When it became clear that ABRDN was undertaking far more than repairs, I reported this to both Highland Council and the CNPA. While I have been informed that CNPA planning staff have visited the site, apparently they are still “investigating”. Why they need to do this is unclear. Highland Council’s advice was clear, anything more than repairs and any widening of the road would require approval, and the evidence on the ground shows ABRDN and Akre have done far more than this. Its a road upgrade, not a repair, and therefore unlawful and as Planning Authority the CNPA could have used its powers to take immediate action.
The CNPA’s failure to act quickly has effectively allowed ABRDN and Akre to complete the road upgrade to the point in the original Prior Notification where they said it would end.
As long as ABRDN and Akre cover up the damage caused, it is predictable that the most CNPA officers will require is a retrospective planning application as the damage is now effectively almost impossible to restore (though ABRDN is rich enough to pay for a great deal of restoration).
What has happened undermines the credibility of the CNPA’s policy presumption against new roads and the planning system more generally but it also raises questions about conflicts of interest. Part of Akre’s foresty plans for Far Ralia showed areas of peatbog restoration that would almost certainly be funded by the CNPA. Peatbog restoration funds are underspent and the CNPA, like NatureScot and the Loch Lomond and Trossachs National Park Authority, is under pressure to do more to deliver Scottish Government targets. Hence the question is whether the whole approach of the CNPA to the Far Raliaroad upgrade and their slowness to take any enforcement action is explicable by their potential peatbog restoration interests on the estate?
If so, that would further highlight the ridiculousness of a road upgrade whose purpose appears to be to bring in diggers to excavate holes in peat to plant trees but also to bring in other diggers to fill in drainage ditches in the peat. It would have been far better to have left the road as it was and leave the rest to nature as I argued in my last post.

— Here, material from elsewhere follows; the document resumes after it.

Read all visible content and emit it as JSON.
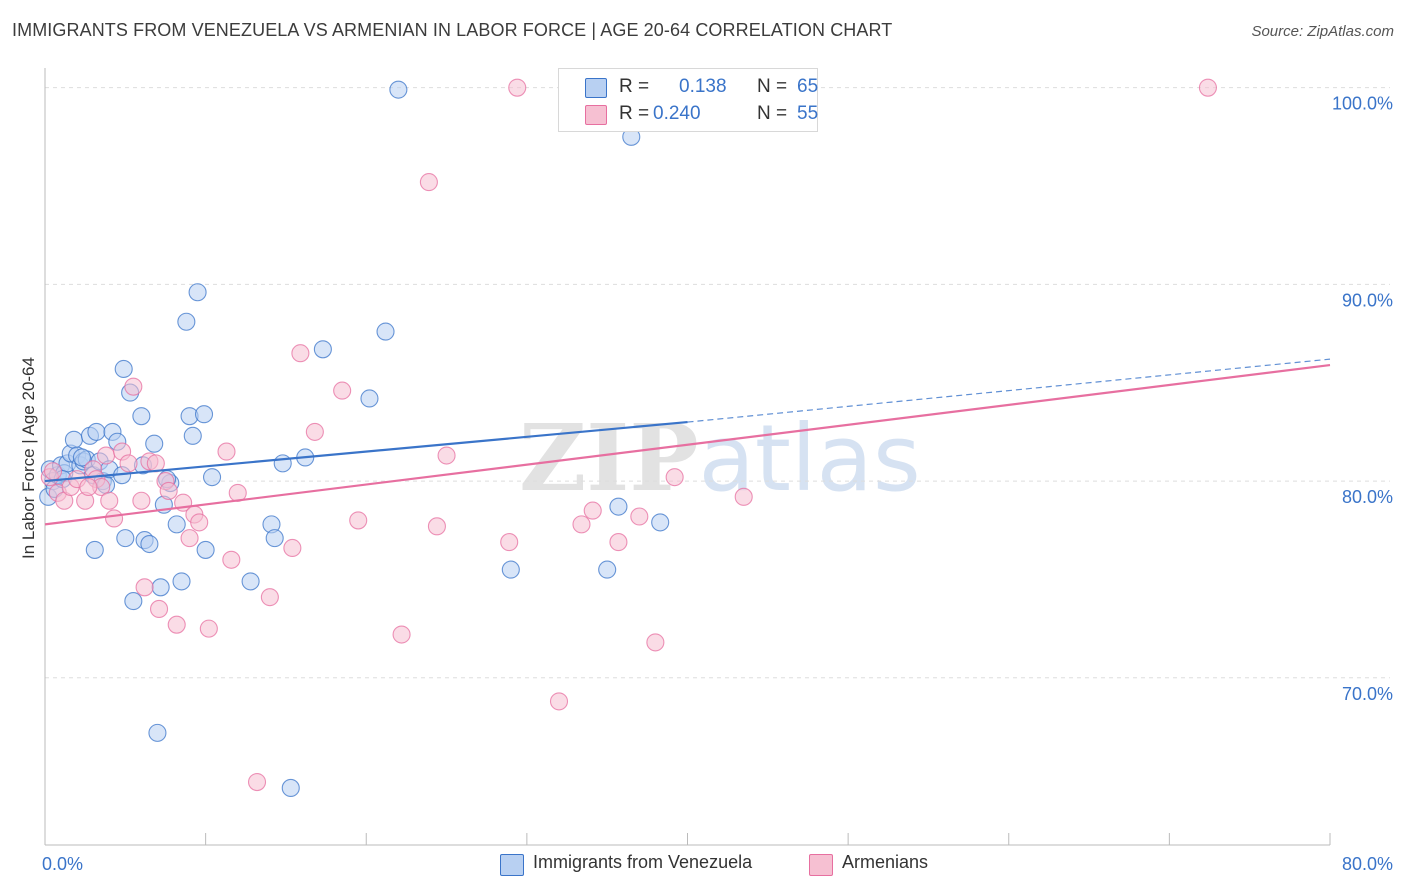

There is, however, a serious governance issue here relating to transparent decision-making. Most planning applications in the National Park are decided by the CNPA’s planning committee and as a result they get a public airing. This enables issues like potential conflicts of interest to be picked up and properly recorded in public. By contrast the Prior Notifications for new forestry and agricultural roads are left with officers. That is both unfair on them but also not in the public interest. The question of whether the Far Ralia Road upgrade was justified should have been debated publicly by the CNPA BEFORE any work was allowed to commence and that might have also exposed the contradictions of paying ABRDN to plant trees on peat side by side with peatland restoration.